Step 1. Obtaining and activating your free SSL certificate.
At ThisWebHost we provide all of our customers a means to obtain a free (and lifelong) SSL certificate through Let's Encrypt. We already have a written knowledgebase detailing how to set this up, so please view the following KB article to get started:
Step 2. Modifying your Wordpress URL.
This next step involves logging in to your Wordpress dashboard.
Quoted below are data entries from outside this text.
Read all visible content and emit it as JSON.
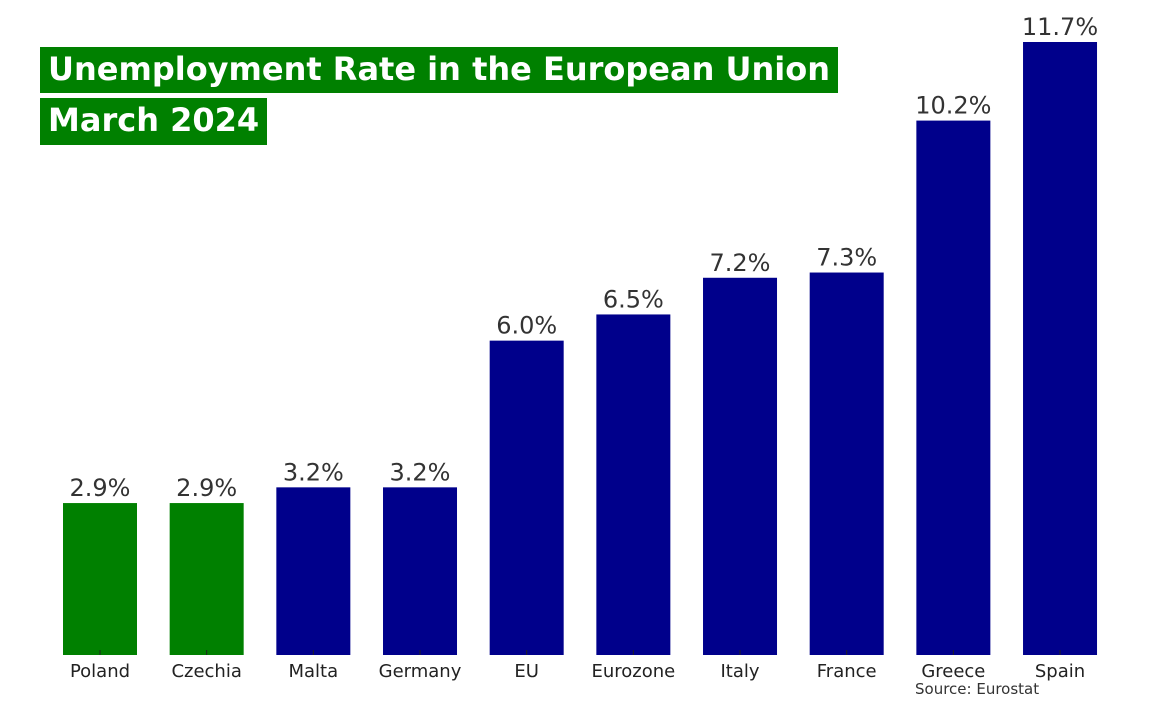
{
  "chart_data": {
    "type": "bar",
    "title": "Unemployment Rate in the European Union",
    "subtitle": "March 2024",
    "xlabel": "",
    "ylabel": "",
    "ylim": [
      0,
      11.7
    ],
    "grid": false,
    "categories": [
      "Poland",
      "Czechia",
      "Malta",
      "Germany",
      "EU",
      "Eurozone",
      "Italy",
      "France",
      "Greece",
      "Spain"
    ],
    "values": [
      2.9,
      2.9,
      3.2,
      3.2,
      6.0,
      6.5,
      7.2,
      7.3,
      10.2,
      11.7
    ],
    "data_labels": [
      "2.9%",
      "2.9%",
      "3.2%",
      "3.2%",
      "6.0%",
      "6.5%",
      "7.2%",
      "7.3%",
      "10.2%",
      "11.7%"
    ],
    "bar_colors": [
      "#008000",
      "#008000",
      "#00008b",
      "#00008b",
      "#00008b",
      "#00008b",
      "#00008b",
      "#00008b",
      "#00008b",
      "#00008b"
    ],
    "annotation": "Source: Eurostat"
  },
  "colors": {
    "highlight": "#008000",
    "default": "#00008b",
    "title_text": "#ffffff",
    "label_text": "#333333"
  }
}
Once logged in, click 'Settings' on the left hand side and then navigate to 'General'. You should then change your Wordpress Address (URL) and Site Address (URL) to include the https:// prefix instead of http://
Here is an example of how it should look with the necessary changes highlighted:
This change will ensure that your Wordpress installation does not try and redirect viewers back to the non-secure version of your site.
Step 3. Fixing insecure content/old content to be HTTPS compatible.
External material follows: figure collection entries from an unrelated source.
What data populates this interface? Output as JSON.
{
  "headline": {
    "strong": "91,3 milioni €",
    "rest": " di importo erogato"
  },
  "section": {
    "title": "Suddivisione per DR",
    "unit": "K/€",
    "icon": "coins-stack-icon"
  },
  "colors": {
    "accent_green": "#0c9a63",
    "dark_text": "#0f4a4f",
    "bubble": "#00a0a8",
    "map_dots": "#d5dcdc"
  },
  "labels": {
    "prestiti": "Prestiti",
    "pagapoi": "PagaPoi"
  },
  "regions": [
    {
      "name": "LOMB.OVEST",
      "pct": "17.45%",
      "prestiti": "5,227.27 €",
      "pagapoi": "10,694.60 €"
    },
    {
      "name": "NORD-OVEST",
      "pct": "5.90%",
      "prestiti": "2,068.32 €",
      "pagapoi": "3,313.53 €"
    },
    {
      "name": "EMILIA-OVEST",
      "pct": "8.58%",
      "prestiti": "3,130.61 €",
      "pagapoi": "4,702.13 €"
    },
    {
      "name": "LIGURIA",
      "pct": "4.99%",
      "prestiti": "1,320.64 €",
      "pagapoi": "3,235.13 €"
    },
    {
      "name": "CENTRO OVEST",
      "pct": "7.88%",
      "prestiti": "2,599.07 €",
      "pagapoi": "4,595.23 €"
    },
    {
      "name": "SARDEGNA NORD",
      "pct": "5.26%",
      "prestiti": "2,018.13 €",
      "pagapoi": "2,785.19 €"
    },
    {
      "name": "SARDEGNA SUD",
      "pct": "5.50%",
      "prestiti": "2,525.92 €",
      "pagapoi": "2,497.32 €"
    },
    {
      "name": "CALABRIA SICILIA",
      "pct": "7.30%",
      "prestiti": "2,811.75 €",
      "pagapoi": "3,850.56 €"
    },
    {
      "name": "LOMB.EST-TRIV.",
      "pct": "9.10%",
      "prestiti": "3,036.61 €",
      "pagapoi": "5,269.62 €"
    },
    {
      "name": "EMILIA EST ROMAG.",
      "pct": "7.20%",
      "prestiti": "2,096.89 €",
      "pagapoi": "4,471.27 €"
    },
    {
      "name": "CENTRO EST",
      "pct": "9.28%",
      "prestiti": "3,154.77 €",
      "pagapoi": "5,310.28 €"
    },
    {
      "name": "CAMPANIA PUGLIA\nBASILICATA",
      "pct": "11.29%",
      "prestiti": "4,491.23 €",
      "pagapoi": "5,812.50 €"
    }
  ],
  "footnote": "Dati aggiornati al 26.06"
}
For many blogs, before implementing SSL/HTTPS you would have added images to your site using the non-secure URL. The result of this will be that when trying to visit your website using your new secure URL, you may end up with a small security warning or notice within your browser. In some extreme cases, your browser may not even load this content for security reasons. To correct this, fortunately there is a very useful Wordpress plugin available, called SSL Insecure Content Fixer, that can correct all of these potential issues. We strongly recommend that you install this plugin from within your Wordpress dashboard. For your reference, the plugin may be found at the following URL: https://en-gb.wordpress.org/plugins/ssl-insecure-content-fixer/
Once you've installed and enabled the plugin within Wordpress, inside your Wordpress dashboard click on 'Settings' on the left hand side, and then finally 'SSL Insecure Content'. You should see a configuration page for this plugin. We recommend making sure that you have at least "Simple" selected. If you're seeing 'insecure content' warnings within your browser with the 'Simple' option enabled, try the next option below and so on. In this screenshot example, we have selected 'Capture' for our own blog site, but your needs may differ.
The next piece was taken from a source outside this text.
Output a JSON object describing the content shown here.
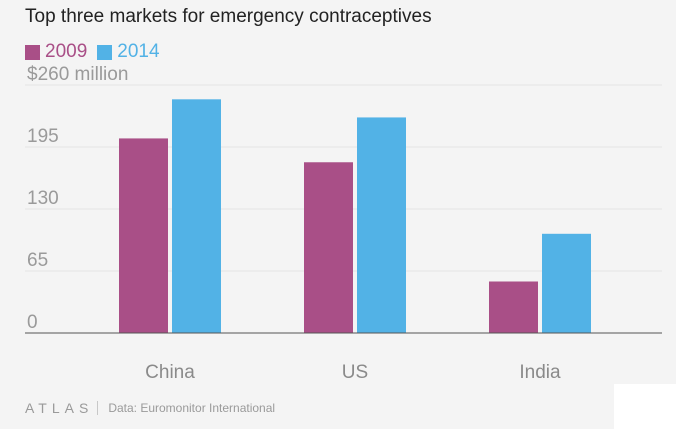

At the bottom of the settings page are some other adjustments you can make. In this example, we have selected the "standard Wordpress function".
Please note that this may not be the best setting for your website. To find out the best setting, within your Wordpress dashboard, click on 'Tools' on the left hand side and then 'SSL Tests'.
The recommendation above is that we use the standard Wordpress function, which fits in with our previous setting. Your recommendation may be different, so please be sure to match it with the results of the SSL test for best compatibility.
The above steps are all that's necessary to ensure that your Wordpress site is SSL encrypted. Visiting your site should now provide a green padlock within the browser.